Some CPUs, such as the Atmel AVR, have a general purpose register file that is also addressable as part of main memory -- see Figure 7-2 in section 7.4 and the paragraph after the figure.

What was WG14 thinking?

Given this, why did the C committee choose to make

register int ri;
int* pi = &ri;

universally ill-formed, as per footnote 101 to N1124 section 6.7.1? Wouldn't undefined or implementation-defined behavior make more sense, considering that the code above is meaningful on at least one processor, and C bends over backwards to accommodate far stranger (and scarcer!) targets than the AVR?

101) The implementation may treat any register declaration simply as an auto declaration. However, whether or not addressable storage is actually used, the address of any part of an object declared with storage-class specifier register cannot be computed, either explicitly (by use of the unary & operator as discussed in 6.5.3.2) or implicitly (by converting an array name to a pointer as discussed in 6.3.2.1). Thus, the only operator that can be applied to an array declared with storage-class specifier register is sizeof.

I just changed a CPU register through a pointer. Wat?!

Furthermore, using the GCC explicit register variables extension, it is possible to direct the compiler to place a variable into a specific register. In this case, you can get a pointer that aliases with a register variable, as below:

register int ri asm("r15") = 0;
int* pi = (int*)0x15;
/* pi now aliases ri */
*pi = 42;
/* ri is 42 now */
assert(ri == 42);

How does GCC deal with such a case?
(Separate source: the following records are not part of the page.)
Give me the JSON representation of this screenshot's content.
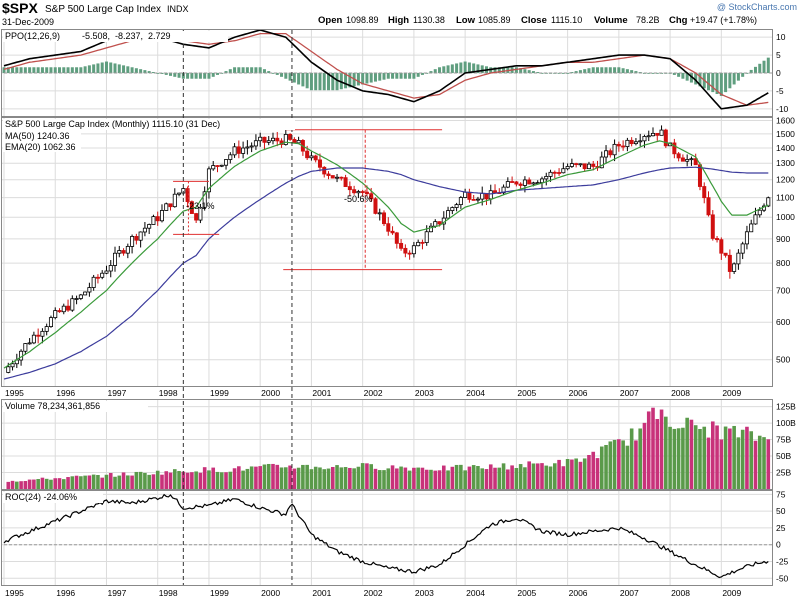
{
  "header": {
    "symbol": "$SPX",
    "name": "S&P 500 Large Cap Index",
    "exchange": "INDX",
    "date": "31-Dec-2009",
    "watermark": "@ StockCharts.com",
    "quote": {
      "open_label": "Open",
      "open": "1098.89",
      "high_label": "High",
      "high": "1130.38",
      "low_label": "Low",
      "low": "1085.89",
      "close_label": "Close",
      "close": "1115.10",
      "volume_label": "Volume",
      "volume": "78.2B",
      "chg_label": "Chg",
      "chg": "+19.47 (+1.78%)"
    }
  },
  "colors": {
    "ppo_line": "#000000",
    "ppo_signal": "#c0504d",
    "ppo_hist": "#5f9e7f",
    "ma50": "#3c3c9c",
    "ema20": "#3a9a3a",
    "candle_up": "#ffffff",
    "candle_down": "#d01010",
    "vol_up": "#5a9a4a",
    "vol_down": "#c8327a",
    "annotation": "#e03030",
    "grid": "#dcdcdc"
  },
  "panels": {
    "ppo_legend": {
      "label": "PPO(12,26,9)",
      "v1": "-5.508,",
      "v2": "-8.237,",
      "v3": "2.729"
    },
    "price_legend": {
      "title": "S&P 500 Large Cap Index (Monthly) 1115.10 (31 Dec)",
      "ma": "MA(50) 1240.36",
      "ema": "EMA(20) 1062.36"
    },
    "volume_legend": {
      "label": "Volume 78,234,361,856"
    },
    "roc_legend": {
      "label": "ROC(24) -24.06%"
    }
  },
  "annotations": {
    "drop1": "-23.1%",
    "drop2": "-50.6%"
  },
  "chart_data": [
    {
      "type": "line",
      "name": "PPO(12,26,9)",
      "yticks": [
        "10",
        "5",
        "0",
        "-5",
        "-10"
      ],
      "ylim": [
        -12,
        12
      ],
      "x": [
        1995.0,
        1995.5,
        1996.0,
        1996.5,
        1997.0,
        1997.5,
        1998.0,
        1998.5,
        1999.0,
        1999.5,
        2000.0,
        2000.5,
        2001.0,
        2001.5,
        2002.0,
        2002.5,
        2003.0,
        2003.5,
        2004.0,
        2004.5,
        2005.0,
        2005.5,
        2006.0,
        2006.5,
        2007.0,
        2007.5,
        2008.0,
        2008.5,
        2009.0,
        2009.5,
        2009.92
      ],
      "series": [
        {
          "values": [
            2,
            4,
            5,
            6,
            9,
            10,
            10,
            8,
            7,
            10,
            12,
            10,
            3,
            -2,
            -5,
            -6,
            -8,
            -5,
            0,
            1,
            2,
            2,
            3,
            4,
            5,
            5,
            4,
            -2,
            -10,
            -9,
            -5.5
          ]
        },
        {
          "values": [
            1,
            3,
            4,
            5,
            7,
            9,
            10,
            9,
            8,
            9,
            11,
            11,
            6,
            1,
            -3,
            -5,
            -7,
            -6,
            -2,
            0,
            1,
            2,
            3,
            3,
            4,
            5,
            4,
            0,
            -6,
            -9,
            -8.2
          ]
        }
      ]
    },
    {
      "type": "candlestick",
      "title": "S&P 500 Large Cap Index (Monthly)",
      "yticks": [
        "1600",
        "1500",
        "1400",
        "1300",
        "1200",
        "1100",
        "1000",
        "900",
        "800",
        "700",
        "600",
        "500"
      ],
      "ylim": [
        440,
        1620
      ],
      "xticks": [
        "1995",
        "1996",
        "1997",
        "1998",
        "1999",
        "2000",
        "2001",
        "2002",
        "2003",
        "2004",
        "2005",
        "2006",
        "2007",
        "2008",
        "2009"
      ],
      "x": [
        1995.0,
        1995.5,
        1996.0,
        1996.5,
        1997.0,
        1997.5,
        1998.0,
        1998.5,
        1998.75,
        1999.0,
        1999.5,
        2000.0,
        2000.5,
        2000.75,
        2001.0,
        2001.5,
        2002.0,
        2002.5,
        2002.75,
        2003.0,
        2003.5,
        2004.0,
        2004.5,
        2005.0,
        2005.5,
        2006.0,
        2006.5,
        2007.0,
        2007.5,
        2007.8,
        2008.0,
        2008.5,
        2008.8,
        2009.0,
        2009.2,
        2009.5,
        2009.92
      ],
      "close": [
        470,
        550,
        620,
        680,
        780,
        900,
        1000,
        1150,
        980,
        1250,
        1380,
        1440,
        1460,
        1420,
        1320,
        1200,
        1130,
        950,
        840,
        860,
        980,
        1120,
        1110,
        1190,
        1210,
        1280,
        1280,
        1420,
        1500,
        1520,
        1400,
        1280,
        930,
        850,
        760,
        920,
        1115
      ],
      "series": [
        {
          "name": "MA(50)",
          "values": [
            455,
            470,
            490,
            520,
            560,
            620,
            700,
            800,
            830,
            900,
            1000,
            1090,
            1180,
            1220,
            1250,
            1270,
            1270,
            1250,
            1230,
            1200,
            1160,
            1130,
            1120,
            1140,
            1150,
            1160,
            1170,
            1200,
            1240,
            1260,
            1270,
            1275,
            1265,
            1255,
            1245,
            1240,
            1240
          ]
        },
        {
          "name": "EMA(20)",
          "values": [
            480,
            520,
            570,
            630,
            700,
            800,
            900,
            1030,
            1050,
            1150,
            1280,
            1380,
            1440,
            1430,
            1380,
            1290,
            1180,
            1050,
            970,
            930,
            960,
            1050,
            1090,
            1140,
            1180,
            1230,
            1260,
            1340,
            1420,
            1450,
            1430,
            1340,
            1180,
            1080,
            1010,
            1010,
            1062
          ]
        }
      ]
    },
    {
      "type": "bar",
      "name": "Volume",
      "yticks": [
        "125B",
        "100B",
        "75B",
        "50B",
        "25B"
      ],
      "ylim": [
        0,
        135
      ],
      "values_B": [
        12,
        14,
        16,
        18,
        20,
        22,
        24,
        26,
        28,
        30,
        30,
        32,
        34,
        36,
        35,
        34,
        36,
        35,
        34,
        33,
        32,
        33,
        34,
        36,
        38,
        40,
        42,
        55,
        70,
        90,
        125,
        100,
        95,
        90,
        85,
        78
      ]
    },
    {
      "type": "line",
      "name": "ROC(24)",
      "yticks": [
        "75",
        "50",
        "25",
        "0",
        "-25",
        "-50"
      ],
      "ylim": [
        -60,
        80
      ],
      "x": [
        1995.0,
        1995.5,
        1996.0,
        1996.5,
        1997.0,
        1997.5,
        1998.0,
        1998.25,
        1998.5,
        1999.0,
        1999.5,
        2000.0,
        2000.5,
        2000.6,
        2001.0,
        2001.5,
        2002.0,
        2002.5,
        2003.0,
        2003.5,
        2004.0,
        2004.5,
        2005.0,
        2005.5,
        2006.0,
        2006.5,
        2007.0,
        2007.5,
        2008.0,
        2008.5,
        2009.0,
        2009.3,
        2009.6,
        2009.92
      ],
      "values": [
        5,
        20,
        35,
        50,
        65,
        62,
        70,
        75,
        55,
        58,
        68,
        55,
        45,
        62,
        15,
        -10,
        -25,
        -35,
        -40,
        -30,
        0,
        30,
        40,
        20,
        15,
        20,
        25,
        10,
        -10,
        -30,
        -48,
        -38,
        -30,
        -24
      ]
    }
  ]
}
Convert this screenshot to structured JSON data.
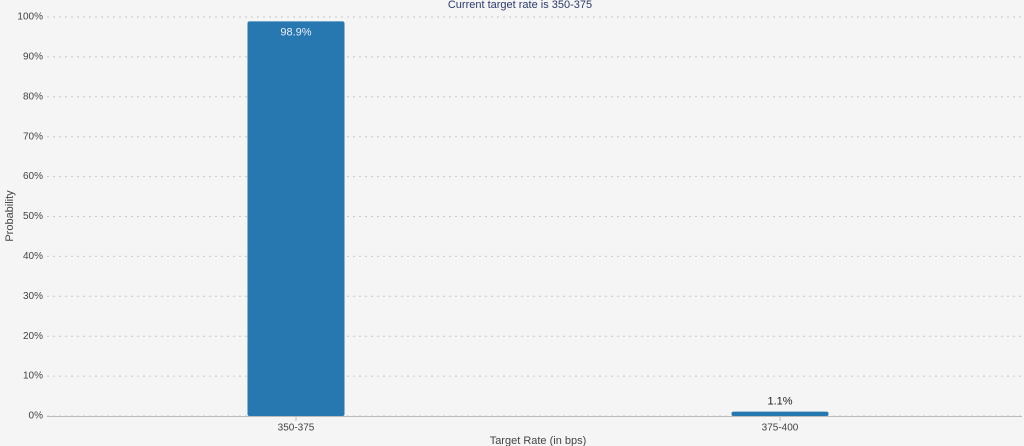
{
  "chart_data": {
    "type": "bar",
    "title": "Current target rate is 350-375",
    "categories": [
      "350-375",
      "375-400"
    ],
    "values": [
      98.9,
      1.1
    ],
    "value_labels": [
      "98.9%",
      "1.1%"
    ],
    "color": "#2777b0",
    "ylim": [
      0,
      100
    ],
    "yticks": [
      {
        "value": 0,
        "label": "0%"
      },
      {
        "value": 10,
        "label": "10%"
      },
      {
        "value": 20,
        "label": "20%"
      },
      {
        "value": 30,
        "label": "30%"
      },
      {
        "value": 40,
        "label": "40%"
      },
      {
        "value": 50,
        "label": "50%"
      },
      {
        "value": 60,
        "label": "60%"
      },
      {
        "value": 70,
        "label": "70%"
      },
      {
        "value": 80,
        "label": "80%"
      },
      {
        "value": 90,
        "label": "90%"
      },
      {
        "value": 100,
        "label": "100%"
      }
    ],
    "grid": true,
    "x_label": "Target Rate (in bps)",
    "y_label": "Probability"
  }
}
It strikes me as truly bizarre that something like this has not been considered...or has it?

Answer 1

C is an abstract language defined without knowledge of the machine that will eventually implement it. The definition of C does not assume that the underlying machine will even have registers in the conventional form (or a stack, or contiguous memory, or many other things irrelevant to this question that are present on real machines).

The point being that register does not mean that the variable should be assigned a machine register. The meaning of the keyword is that the variable cannot have its address taken; the compiler is then theoretically able to perform better optimisations on it because it reduces the number of paths through which the variable can potentially be modified. Taking the address of a register variable isn't meaningful in C, regardless of what processor it runs on, because register is an incredibly badly-named keyword (named for the most obvious optimisation it enables) that specifically means the address should not be taken. That is all it means.

An intelligent compiler for the AVR should be able to make that optimisation without needing you to hint at it, anyway (in practice the keyword is useless precisely because any halfdecent compiler can detect when it would be applicable anyway, since there's basically no well-defined way to reference an auto object without taking its address explicitly).